Когда Энни в первый раз повторила за Ханной какие-то слова, когда в первый раз повернулась на звук собственного имени, Ханна подумала, что теперь-то все наладится, не может не наладиться! Энни поправится, и все станет почти как раньше. Только без мамы. Она готова была прыгать от восторга, да что там, она и прыгала, и Энни прыгала вместе с ней, видно, ей показалось, что это весело. А через пару дней Энни перестала реагировать на свое имя, перестала повторять за Ханной, вообще перестала обращать внимание на людей. Ходила по дому, залезала в шкафы, разбила пару посудин на кухне, построила башню из кастрюль, потом обрушила ее, и все это молча и так, будто вокруг нее вообще никого нет.
Отец сказал: «Я же говорил». В Мунго на осмотре сказали: «Мы предупреждали». Энни сказала: «Пока», — спустя три дня после осмотра. И Ханна снова готова была прыгать, но на этот раз уже воздержалась. А через пару недель Энни снова будто бы перестала понимать, зачем нужно это слово и зачем вообще нужны слова. Прошло примерно полгода, прежде чем Ханна осознала, что «как раньше», скорее всего, не будет вообще никогда. Даже «почти как раньше». Даже очень приблизительно. Понадобилось еще несколько месяцев, чтобы она заметила очевидное: прогресс все-таки есть.
Пусть Энни многое забывала, но спустя восемь месяцев после возвращения из Мунго она уверенно говорила «привет» и «пока» — если, конечно, не была в прострации; она могла показать пальцем, где Ханна, где Энни и где папа, запомнила названия некоторых (самых любимых) продуктов и конфет и без колебаний и с удовольствием повторяла за Ханной разные слова.
— Ты посмотри, я же помню, раньше она вообще ничего не говорила. И меня игнорировала, и в глаза никому не смотрела, кроме тебя. А сейчас — да это же просто чудо, как она изменилась! — выговаривала Ханне как-то зашедшая в гости Сьюзан Боунс. Сьюзи часто ее навещала, она классная подруга, никогда своих не бросит. — Ты просто не замечаешь, как она меняется, потому что ты все время с ней. Но я-то вижу! Вы с ней делаете невозможное, вы такие молодцы!

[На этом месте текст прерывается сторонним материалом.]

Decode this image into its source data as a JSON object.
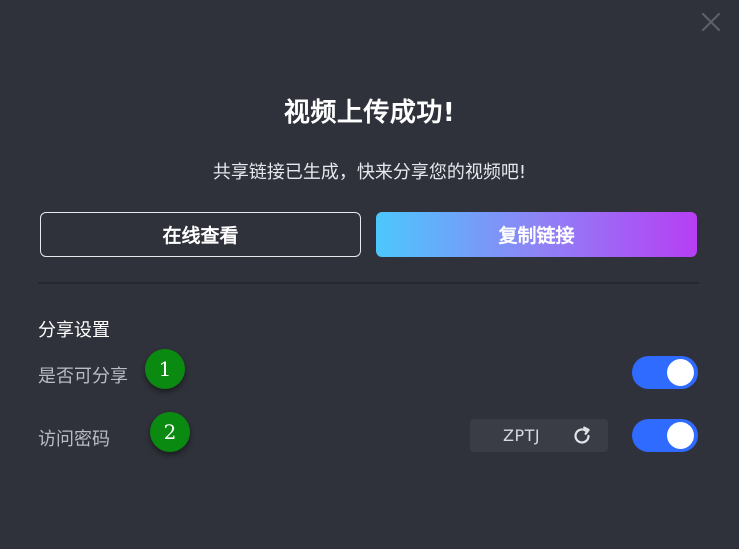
{
  "dialog": {
    "title": "视频上传成功!",
    "subtitle": "共享链接已生成，快来分享您的视频吧!",
    "close_icon": "close-icon",
    "buttons": {
      "view_online": "在线查看",
      "copy_link": "复制链接"
    },
    "share_settings": {
      "section_title": "分享设置",
      "shareable": {
        "label": "是否可分享",
        "enabled": true
      },
      "access_password": {
        "label": "访问密码",
        "value": "ZPTJ",
        "refresh_icon": "refresh-icon",
        "enabled": true
      }
    },
    "markers": [
      "1",
      "2"
    ],
    "colors": {
      "background": "#2f323a",
      "toggle_on": "#2f6bff",
      "copy_gradient_start": "#4cc7fd",
      "copy_gradient_end": "#b73ef4",
      "marker": "#0b8a12"
    }
  }
}
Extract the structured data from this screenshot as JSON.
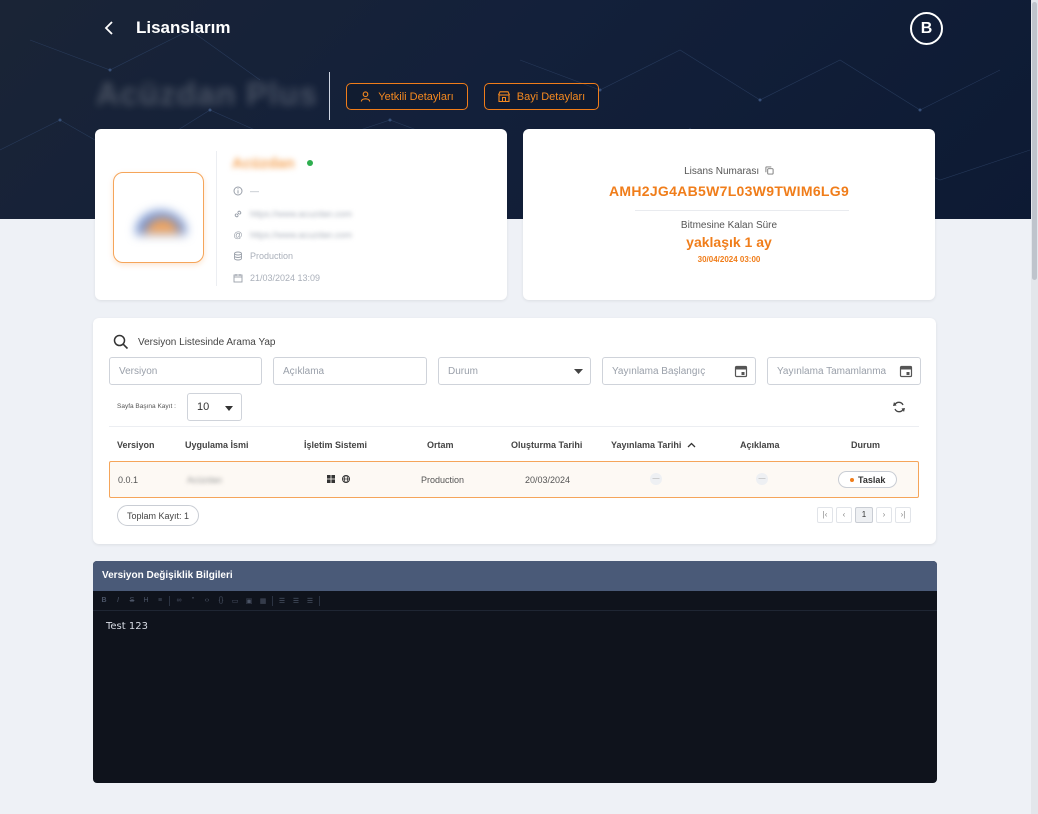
{
  "header": {
    "back_icon": "chevron-left-icon",
    "title": "Lisanslarım",
    "avatar_letter": "B",
    "app_name": "Acüzdan Plus"
  },
  "hero_buttons": {
    "authorized": {
      "label": "Yetkili Detayları",
      "icon": "user-icon"
    },
    "dealer": {
      "label": "Bayi Detayları",
      "icon": "store-icon"
    }
  },
  "app_info": {
    "name": "Acüzdan",
    "status": "online",
    "description": "—",
    "website": "https://www.acuzdan.com",
    "email_site": "https://www.acuzdan.com",
    "environment": "Production",
    "created_at": "21/03/2024 13:09"
  },
  "license": {
    "number_label": "Lisans Numarası",
    "number": "AMH2JG4AB5W7L03W9TWIM6LG9",
    "remaining_label": "Bitmesine Kalan Süre",
    "remaining_value": "yaklaşık 1 ay",
    "expiry_date": "30/04/2024 03:00"
  },
  "search": {
    "title": "Versiyon Listesinde Arama Yap",
    "version_placeholder": "Versiyon",
    "description_placeholder": "Açıklama",
    "status_placeholder": "Durum",
    "publish_start_placeholder": "Yayınlama Başlangıç",
    "publish_end_placeholder": "Yayınlama Tamamlanma",
    "per_page_label": "Sayfa Başına Kayıt :",
    "per_page_value": "10"
  },
  "table": {
    "columns": [
      "Versiyon",
      "Uygulama İsmi",
      "İşletim Sistemi",
      "Ortam",
      "Oluşturma Tarihi",
      "Yayınlama Tarihi",
      "Açıklama",
      "Durum"
    ],
    "rows": [
      {
        "version": "0.0.1",
        "app_name": "Acüzdan",
        "os_icons": [
          "windows-icon",
          "globe-icon"
        ],
        "environment": "Production",
        "created": "20/03/2024",
        "published": "—",
        "description": "—",
        "status": "Taslak"
      }
    ],
    "total_label": "Toplam Kayıt: 1",
    "current_page": "1"
  },
  "editor": {
    "title": "Versiyon Değişiklik Bilgileri",
    "content": "Test 123"
  },
  "colors": {
    "accent": "#f07d1a",
    "hero_bg": "#13203a",
    "editor_header": "#4a5a78",
    "editor_bg": "#0f131c",
    "online": "#2eae4f"
  }
}
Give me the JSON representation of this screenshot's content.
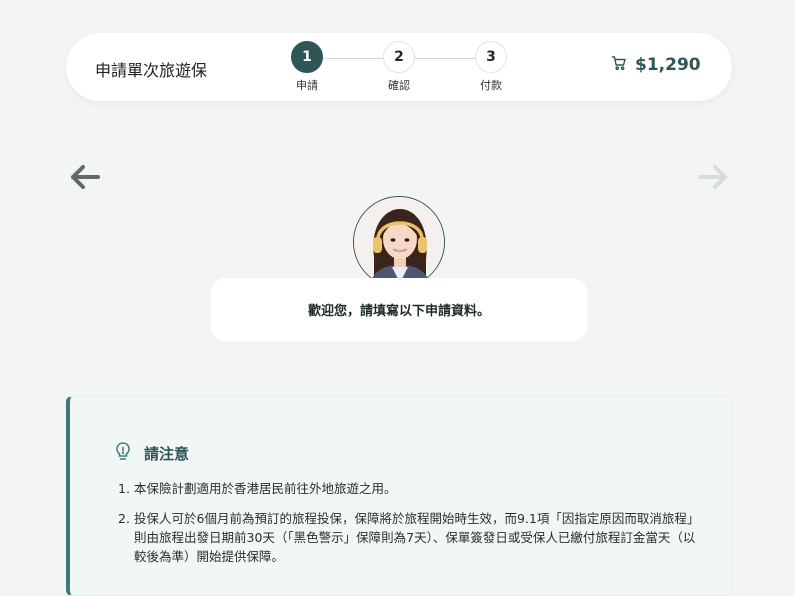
{
  "header": {
    "title": "申請單次旅遊保",
    "steps": [
      {
        "number": "1",
        "label": "申請",
        "active": true
      },
      {
        "number": "2",
        "label": "確認",
        "active": false
      },
      {
        "number": "3",
        "label": "付款",
        "active": false
      }
    ],
    "cart_amount": "$1,290"
  },
  "welcome": {
    "message": "歡迎您，請填寫以下申請資料。"
  },
  "notice": {
    "title": "請注意",
    "items": [
      {
        "num": "1.",
        "text": "本保險計劃適用於香港居民前往外地旅遊之用。"
      },
      {
        "num": "2.",
        "text": "投保人可於6個月前為預訂的旅程投保，保障將於旅程開始時生效，而9.1項「因指定原因而取消旅程」則由旅程出發日期前30天（「黑色警示」保障則為7天）、保單簽發日或受保人已繳付旅程訂金當天（以較後為準）開始提供保障。"
      }
    ]
  },
  "colors": {
    "accent": "#2f5656",
    "notice_border": "#3d7a76",
    "background": "#f3f5f5"
  }
}
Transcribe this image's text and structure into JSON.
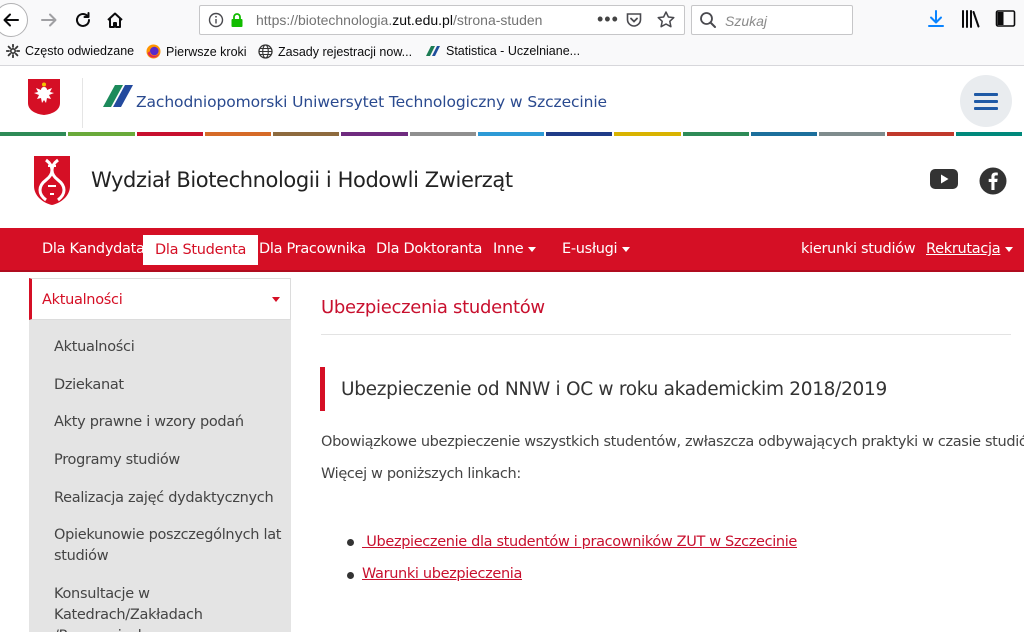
{
  "browser": {
    "url_prefix": "https://biotechnologia.",
    "url_domain": "zut.edu.pl",
    "url_path": "/strona-studen",
    "search_placeholder": "Szukaj",
    "bookmarks": [
      {
        "label": "Często odwiedzane",
        "icon": "gear-icon"
      },
      {
        "label": "Pierwsze kroki",
        "icon": "firefox-icon"
      },
      {
        "label": "Zasady rejestracji now...",
        "icon": "globe-icon"
      },
      {
        "label": "Statistica - Uczelniane...",
        "icon": "statistica-icon"
      }
    ]
  },
  "header": {
    "university_name": "Zachodniopomorski Uniwersytet Technologiczny w Szczecinie",
    "faculty_name": "Wydział Biotechnologii i Hodowli Zwierząt",
    "stripe_colors": [
      "#2e8b57",
      "#6aaa3a",
      "#c8102e",
      "#d66b27",
      "#8e6b3e",
      "#6f2b7f",
      "#8f8f8f",
      "#2d9ad6",
      "#1f3c88",
      "#d9b300",
      "#2e8b57",
      "#1c6f9c",
      "#7f8c8d",
      "#c0392b",
      "#00897b"
    ]
  },
  "nav": {
    "items": [
      {
        "label": "Dla Kandydata"
      },
      {
        "label": "Dla Studenta"
      },
      {
        "label": "Dla Pracownika"
      },
      {
        "label": "Dla Doktoranta"
      },
      {
        "label": "Inne"
      },
      {
        "label": "E-usługi"
      },
      {
        "label": "kierunki studiów"
      },
      {
        "label": "Rekrutacja"
      }
    ],
    "accent_color": "#d50f25"
  },
  "sidebar": {
    "header": "Aktualności",
    "items": [
      {
        "label": "Aktualności"
      },
      {
        "label": "Dziekanat"
      },
      {
        "label": "Akty prawne i wzory podań"
      },
      {
        "label": "Programy studiów"
      },
      {
        "label": "Realizacja zajęć dydaktycznych"
      },
      {
        "label": "Opiekunowie poszczególnych lat studiów"
      },
      {
        "label": "Konsultacje w Katedrach/Zakładach /Pracowniach"
      }
    ]
  },
  "main": {
    "page_title": "Ubezpieczenia studentów",
    "article_title": "Ubezpieczenie od NNW i OC w roku akademickim 2018/2019",
    "paragraph1": "Obowiązkowe ubezpieczenie wszystkich studentów, zwłaszcza odbywających praktyki w czasie studiów.",
    "paragraph2": "Więcej w poniższych linkach:",
    "links": [
      {
        "label": " Ubezpieczenie dla studentów i pracowników ZUT w Szczecinie"
      },
      {
        "label": "Warunki ubezpieczenia"
      }
    ]
  }
}
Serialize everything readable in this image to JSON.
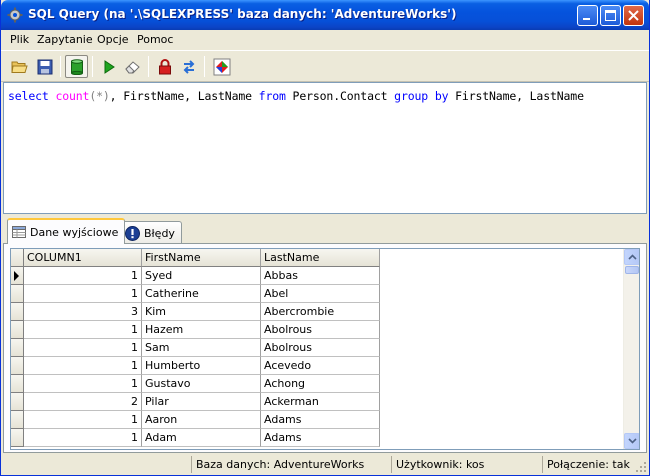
{
  "window": {
    "title": "SQL Query (na '.\\SQLEXPRESS' baza danych: 'AdventureWorks')"
  },
  "menu": [
    "Plik",
    "Zapytanie",
    "Opcje",
    "Pomoc"
  ],
  "toolbar": {
    "icons": [
      "open-folder-icon",
      "save-disk-icon",
      "database-icon",
      "run-icon",
      "eraser-icon",
      "lock-icon",
      "swap-arrows-icon",
      "diamond-icon"
    ]
  },
  "editor": {
    "parts": [
      {
        "t": "select",
        "c": "kw"
      },
      {
        "t": " ",
        "c": ""
      },
      {
        "t": "count",
        "c": "fn"
      },
      {
        "t": "(*)",
        "c": "op"
      },
      {
        "t": ", FirstName, LastName ",
        "c": ""
      },
      {
        "t": "from",
        "c": "kw"
      },
      {
        "t": " Person.Contact ",
        "c": ""
      },
      {
        "t": "group by",
        "c": "kw"
      },
      {
        "t": " FirstName, LastName",
        "c": ""
      }
    ]
  },
  "tabs": {
    "output": "Dane wyjściowe",
    "errors": "Błędy"
  },
  "grid": {
    "columns": [
      "COLUMN1",
      "FirstName",
      "LastName"
    ],
    "rows": [
      [
        "1",
        "Syed",
        "Abbas"
      ],
      [
        "1",
        "Catherine",
        "Abel"
      ],
      [
        "3",
        "Kim",
        "Abercrombie"
      ],
      [
        "1",
        "Hazem",
        "Abolrous"
      ],
      [
        "1",
        "Sam",
        "Abolrous"
      ],
      [
        "1",
        "Humberto",
        "Acevedo"
      ],
      [
        "1",
        "Gustavo",
        "Achong"
      ],
      [
        "2",
        "Pilar",
        "Ackerman"
      ],
      [
        "1",
        "Aaron",
        "Adams"
      ],
      [
        "1",
        "Adam",
        "Adams"
      ]
    ]
  },
  "status": {
    "database": "Baza danych: AdventureWorks",
    "user": "Użytkownik: kos",
    "connection": "Połączenie: tak"
  },
  "colors": {
    "keyword": "#0000FF",
    "function": "#FF00FF",
    "operator": "#808080",
    "titlebar": "#0553DD"
  }
}
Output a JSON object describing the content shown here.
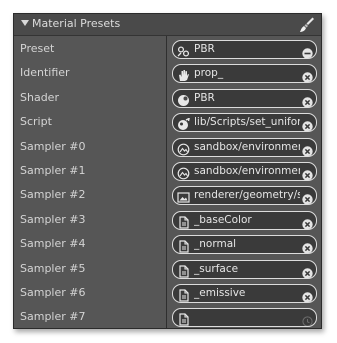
{
  "panel": {
    "title": "Material Presets"
  },
  "rows": [
    {
      "label": "Preset",
      "value": "PBR",
      "icon": "preset-icon",
      "clear": "minus-circle-icon"
    },
    {
      "label": "Identifier",
      "value": "prop_",
      "icon": "hand-icon",
      "clear": "x-circle-icon"
    },
    {
      "label": "Shader",
      "value": "PBR",
      "icon": "shader-icon",
      "clear": "x-circle-icon"
    },
    {
      "label": "Script",
      "value": "lib/Scripts/set_uniform",
      "icon": "script-icon",
      "clear": "x-circle-icon"
    },
    {
      "label": "Sampler #0",
      "value": "sandbox/environment",
      "icon": "environment-icon",
      "clear": "x-circle-icon"
    },
    {
      "label": "Sampler #1",
      "value": "sandbox/environment",
      "icon": "environment-icon",
      "clear": "x-circle-icon"
    },
    {
      "label": "Sampler #2",
      "value": "renderer/geometry/s",
      "icon": "image-icon",
      "clear": "x-circle-icon"
    },
    {
      "label": "Sampler #3",
      "value": "_baseColor",
      "icon": "document-icon",
      "clear": "x-circle-icon"
    },
    {
      "label": "Sampler #4",
      "value": "_normal",
      "icon": "document-icon",
      "clear": "x-circle-icon"
    },
    {
      "label": "Sampler #5",
      "value": "_surface",
      "icon": "document-icon",
      "clear": "x-circle-icon"
    },
    {
      "label": "Sampler #6",
      "value": "_emissive",
      "icon": "document-icon",
      "clear": "x-circle-icon"
    },
    {
      "label": "Sampler #7",
      "value": "",
      "icon": "document-icon",
      "clear": "reset-icon"
    }
  ]
}
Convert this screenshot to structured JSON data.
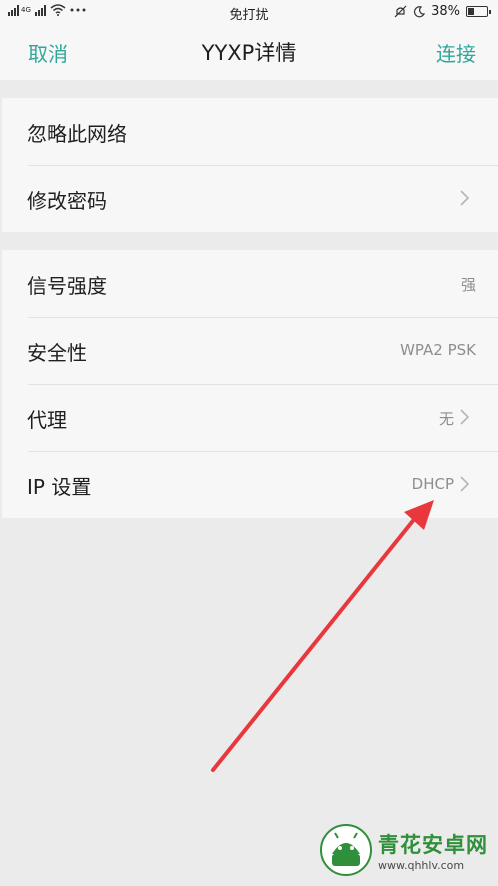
{
  "status_bar": {
    "network_label": "4G",
    "center_text": "免打扰",
    "battery_percent": "38%",
    "battery_level": 0.38,
    "icons": [
      "signal-icon",
      "wifi-icon",
      "more-icon",
      "mute-icon",
      "moon-icon",
      "battery-icon"
    ]
  },
  "nav": {
    "cancel": "取消",
    "title": "YYXP详情",
    "connect": "连接"
  },
  "group1": [
    {
      "label": "忽略此网络"
    },
    {
      "label": "修改密码"
    }
  ],
  "group2": [
    {
      "label": "信号强度",
      "value": "强"
    },
    {
      "label": "安全性",
      "value": "WPA2 PSK"
    },
    {
      "label": "代理",
      "value": "无"
    },
    {
      "label": "IP 设置",
      "value": "DHCP"
    }
  ],
  "watermark": {
    "title": "青花安卓网",
    "url": "www.qhhlv.com"
  },
  "colors": {
    "accent": "#2fa798",
    "arrow": "#e8383d",
    "background": "#ebebeb",
    "panel": "#f7f7f7"
  }
}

Ханна рада была делать невозможное, но она куда лучше Сьюзи и лучше всех остальных понимала, сколько еще невозможного им предстоит совершить. Пока друзья радовались за нее и Энни, Ханна просто вычеркивала из многосотенного списка вещей, которым надо научиться, еще один пункт и готовилась вписать его обратно в случае, если в памяти Энни этот навык почему-то не удержится.
Она не то чтобы привыкла, она — словечко из лексикона мамы — адаптировалась. Научилась жить так, словно бы вот так и надо, так и должно быть, это и есть жизнь. Ничего удивительного, ничего особенно страшного. Да, ее младшая сестра не разговаривает, и что с того? Зато она веселая, хохотушка, активная, физически здоровая, ей есть где гулять, есть с чем и с кем играть, она не заперта в четырех стенах. Зато она моментально запоминает дорогу куда угодно, с первого взгляда видит, если в комнате что-то переставили, и легко обходит половину стандартных запирающих чар.
Последнее, правда, вовсе не является плюсом в глазах Ханны. Запирающие чары она установила после того, как Энни залезла в шкаф с семейными артефактами и схватилась за греющий кубок. Ханна вошла, когда это уже случилось, и те несколько секунд, которые ей потребовались, чтобы добежать от порога комнаты до шкафа и Энни, смотрела, как руки ее краснеют от ожога, а Энни как ни в чем не бывало продолжает держать кубок.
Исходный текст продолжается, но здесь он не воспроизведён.